Northeast India falls under which of the following Seismic Zones?
2022
Northeast India falls under which of the following Seismic Zones?
- A.
Zone I
- B.
Zone IV
- C.
Zone III
- D.
Zone V
Attempted by 35 students.
Show answer & explanation
Correct answer: D
The Bureau of Indian Standards (BIS), under IS 1893, classifies India into seismic zones ranked by earthquake hazard — from Zone II (the lowest hazard in the current scheme) to Zone V (the highest hazard), with Zone III and Zone IV as intermediate bands. An earlier five-zone version also had a Zone I, but that category was folded into Zone II when the standard was revised in 2002, leaving four zones (II-V) in the current classification.
Northeast India sits on the Himalayan-Burmese arc, where the Indian plate converges with and subducts under the Burmese microplate — one of the most tectonically active margins in the world, with a recorded history of great earthquakes such as the 1897 Shillong (magnitude about 8.1) and 1950 Assam-Tibet (magnitude about 8.6) events. Under IS 1893:2016, this entire tectonic setting places all seven Northeastern states — Assam, Arunachal Pradesh, Meghalaya, Manipur, Mizoram, Nagaland, and Tripura — in Zone V, the country's highest seismic-hazard classification.
Zone I: belonged to the earlier five-zone scheme and was merged into Zone II in the 2002 revision; the present classification has no separate Zone I.

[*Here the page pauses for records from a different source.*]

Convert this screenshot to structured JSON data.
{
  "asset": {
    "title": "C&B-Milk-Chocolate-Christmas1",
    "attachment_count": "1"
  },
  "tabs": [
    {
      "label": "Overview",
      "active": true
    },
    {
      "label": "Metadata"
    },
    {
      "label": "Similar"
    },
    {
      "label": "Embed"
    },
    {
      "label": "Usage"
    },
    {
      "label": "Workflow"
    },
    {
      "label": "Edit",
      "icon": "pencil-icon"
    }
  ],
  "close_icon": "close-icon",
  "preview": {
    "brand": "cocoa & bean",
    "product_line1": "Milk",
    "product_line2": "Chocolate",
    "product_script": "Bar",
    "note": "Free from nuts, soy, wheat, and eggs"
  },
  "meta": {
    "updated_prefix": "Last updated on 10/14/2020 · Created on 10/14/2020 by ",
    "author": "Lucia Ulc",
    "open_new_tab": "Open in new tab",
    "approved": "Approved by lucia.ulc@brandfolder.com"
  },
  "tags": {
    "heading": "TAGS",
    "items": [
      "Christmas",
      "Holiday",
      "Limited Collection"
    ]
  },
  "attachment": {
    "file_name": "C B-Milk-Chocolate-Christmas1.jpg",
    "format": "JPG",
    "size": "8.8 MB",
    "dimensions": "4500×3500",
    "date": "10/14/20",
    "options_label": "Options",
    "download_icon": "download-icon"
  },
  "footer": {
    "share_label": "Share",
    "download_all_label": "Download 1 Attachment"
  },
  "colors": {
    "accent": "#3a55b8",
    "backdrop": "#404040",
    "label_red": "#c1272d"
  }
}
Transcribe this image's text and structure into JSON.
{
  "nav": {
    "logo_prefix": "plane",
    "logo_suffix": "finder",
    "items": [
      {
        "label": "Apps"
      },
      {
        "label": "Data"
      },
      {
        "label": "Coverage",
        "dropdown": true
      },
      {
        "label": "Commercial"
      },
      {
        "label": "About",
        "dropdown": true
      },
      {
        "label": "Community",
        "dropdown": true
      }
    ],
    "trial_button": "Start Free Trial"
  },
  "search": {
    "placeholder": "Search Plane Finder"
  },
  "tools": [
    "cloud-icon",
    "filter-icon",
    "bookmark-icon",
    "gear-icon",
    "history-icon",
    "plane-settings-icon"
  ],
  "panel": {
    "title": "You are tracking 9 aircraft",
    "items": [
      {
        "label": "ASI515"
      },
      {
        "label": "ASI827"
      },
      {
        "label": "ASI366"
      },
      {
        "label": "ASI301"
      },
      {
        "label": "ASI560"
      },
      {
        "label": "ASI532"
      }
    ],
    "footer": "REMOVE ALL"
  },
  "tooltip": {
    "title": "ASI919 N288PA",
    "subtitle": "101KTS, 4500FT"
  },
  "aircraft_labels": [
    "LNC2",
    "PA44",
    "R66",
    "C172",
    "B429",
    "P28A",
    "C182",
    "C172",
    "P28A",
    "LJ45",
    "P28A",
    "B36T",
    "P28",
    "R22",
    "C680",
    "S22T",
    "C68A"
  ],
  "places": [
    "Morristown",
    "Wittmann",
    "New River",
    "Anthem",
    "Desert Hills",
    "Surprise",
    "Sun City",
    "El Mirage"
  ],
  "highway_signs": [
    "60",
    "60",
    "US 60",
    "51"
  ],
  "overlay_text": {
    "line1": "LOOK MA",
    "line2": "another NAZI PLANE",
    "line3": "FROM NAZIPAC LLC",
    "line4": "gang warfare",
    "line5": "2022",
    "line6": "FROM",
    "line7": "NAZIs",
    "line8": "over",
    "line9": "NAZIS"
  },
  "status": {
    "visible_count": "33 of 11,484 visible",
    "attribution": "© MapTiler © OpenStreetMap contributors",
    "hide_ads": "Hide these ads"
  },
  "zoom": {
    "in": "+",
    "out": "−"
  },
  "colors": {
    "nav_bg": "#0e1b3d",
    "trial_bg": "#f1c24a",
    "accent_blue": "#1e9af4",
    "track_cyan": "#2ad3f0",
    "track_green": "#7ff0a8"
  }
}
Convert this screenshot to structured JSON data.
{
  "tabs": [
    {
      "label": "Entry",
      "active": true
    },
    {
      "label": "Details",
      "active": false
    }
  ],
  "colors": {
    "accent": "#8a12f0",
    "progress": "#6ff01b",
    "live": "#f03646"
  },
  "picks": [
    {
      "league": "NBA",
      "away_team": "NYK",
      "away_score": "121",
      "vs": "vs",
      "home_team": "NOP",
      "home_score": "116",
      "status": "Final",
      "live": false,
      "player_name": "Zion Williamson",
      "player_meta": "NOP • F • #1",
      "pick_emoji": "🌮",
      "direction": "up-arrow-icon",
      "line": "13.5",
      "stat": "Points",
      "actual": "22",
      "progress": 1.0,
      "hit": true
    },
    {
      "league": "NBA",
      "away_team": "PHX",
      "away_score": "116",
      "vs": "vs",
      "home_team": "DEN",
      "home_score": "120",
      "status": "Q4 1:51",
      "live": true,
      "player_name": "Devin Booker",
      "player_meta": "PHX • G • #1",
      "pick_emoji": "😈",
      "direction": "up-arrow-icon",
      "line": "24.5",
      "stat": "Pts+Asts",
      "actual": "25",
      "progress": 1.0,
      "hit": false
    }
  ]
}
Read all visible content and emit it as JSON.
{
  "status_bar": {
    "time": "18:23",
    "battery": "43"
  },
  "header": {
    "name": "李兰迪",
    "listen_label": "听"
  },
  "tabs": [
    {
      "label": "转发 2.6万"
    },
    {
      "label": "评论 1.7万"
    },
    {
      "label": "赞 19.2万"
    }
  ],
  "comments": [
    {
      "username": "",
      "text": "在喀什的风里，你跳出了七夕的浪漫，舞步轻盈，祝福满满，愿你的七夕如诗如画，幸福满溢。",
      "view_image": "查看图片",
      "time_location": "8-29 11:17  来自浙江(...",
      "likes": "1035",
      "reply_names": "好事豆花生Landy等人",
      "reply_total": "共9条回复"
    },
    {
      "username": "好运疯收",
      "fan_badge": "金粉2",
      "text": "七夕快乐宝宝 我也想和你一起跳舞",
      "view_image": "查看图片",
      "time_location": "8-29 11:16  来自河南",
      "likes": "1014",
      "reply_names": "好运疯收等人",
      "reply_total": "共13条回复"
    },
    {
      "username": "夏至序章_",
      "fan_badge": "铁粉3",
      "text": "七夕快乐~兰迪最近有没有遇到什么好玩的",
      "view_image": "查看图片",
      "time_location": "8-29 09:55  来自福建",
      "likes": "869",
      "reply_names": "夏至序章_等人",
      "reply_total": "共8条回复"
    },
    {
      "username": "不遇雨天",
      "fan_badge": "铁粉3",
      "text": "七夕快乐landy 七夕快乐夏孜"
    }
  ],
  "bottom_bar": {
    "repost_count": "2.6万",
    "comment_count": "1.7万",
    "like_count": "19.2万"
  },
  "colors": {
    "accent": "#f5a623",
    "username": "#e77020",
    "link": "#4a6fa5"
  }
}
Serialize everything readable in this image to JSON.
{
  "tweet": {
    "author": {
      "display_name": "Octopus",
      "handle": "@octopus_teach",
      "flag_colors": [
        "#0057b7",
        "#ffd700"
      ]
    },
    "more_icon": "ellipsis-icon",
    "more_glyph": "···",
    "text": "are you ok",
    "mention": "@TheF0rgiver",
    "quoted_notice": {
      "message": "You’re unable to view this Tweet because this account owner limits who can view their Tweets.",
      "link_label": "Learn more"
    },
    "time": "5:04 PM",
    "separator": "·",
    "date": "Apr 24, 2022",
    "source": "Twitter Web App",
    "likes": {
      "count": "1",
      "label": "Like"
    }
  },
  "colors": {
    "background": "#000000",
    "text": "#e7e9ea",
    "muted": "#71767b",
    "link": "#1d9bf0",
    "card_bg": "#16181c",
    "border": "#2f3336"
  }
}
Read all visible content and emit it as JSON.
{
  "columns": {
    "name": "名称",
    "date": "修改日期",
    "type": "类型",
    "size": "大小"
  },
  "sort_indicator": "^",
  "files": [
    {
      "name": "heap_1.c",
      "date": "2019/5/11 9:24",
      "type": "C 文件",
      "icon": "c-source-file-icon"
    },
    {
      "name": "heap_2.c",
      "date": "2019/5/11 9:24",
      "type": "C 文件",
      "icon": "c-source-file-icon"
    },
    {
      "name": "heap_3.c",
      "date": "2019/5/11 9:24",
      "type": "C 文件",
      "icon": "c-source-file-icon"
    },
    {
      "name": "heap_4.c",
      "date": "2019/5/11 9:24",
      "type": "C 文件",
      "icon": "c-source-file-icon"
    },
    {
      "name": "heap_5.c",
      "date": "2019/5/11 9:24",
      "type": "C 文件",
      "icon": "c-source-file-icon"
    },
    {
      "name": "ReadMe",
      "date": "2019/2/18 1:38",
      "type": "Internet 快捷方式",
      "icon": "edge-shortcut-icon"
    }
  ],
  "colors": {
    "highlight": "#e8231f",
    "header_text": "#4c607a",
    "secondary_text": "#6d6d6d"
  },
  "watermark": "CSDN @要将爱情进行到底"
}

Zone III: the moderate-hazard band, applied to large interior and southern tracts of the country that see only occasional, low-to-moderate intensity earthquakes.
Zone IV: the high-hazard band, applied to tracts such as the Delhi-NCR belt, the Kashmir Valley, Sikkim, and parts of northern Bihar and coastal Maharashtra.
Zone V is therefore the correct classification for the seven Northeastern states.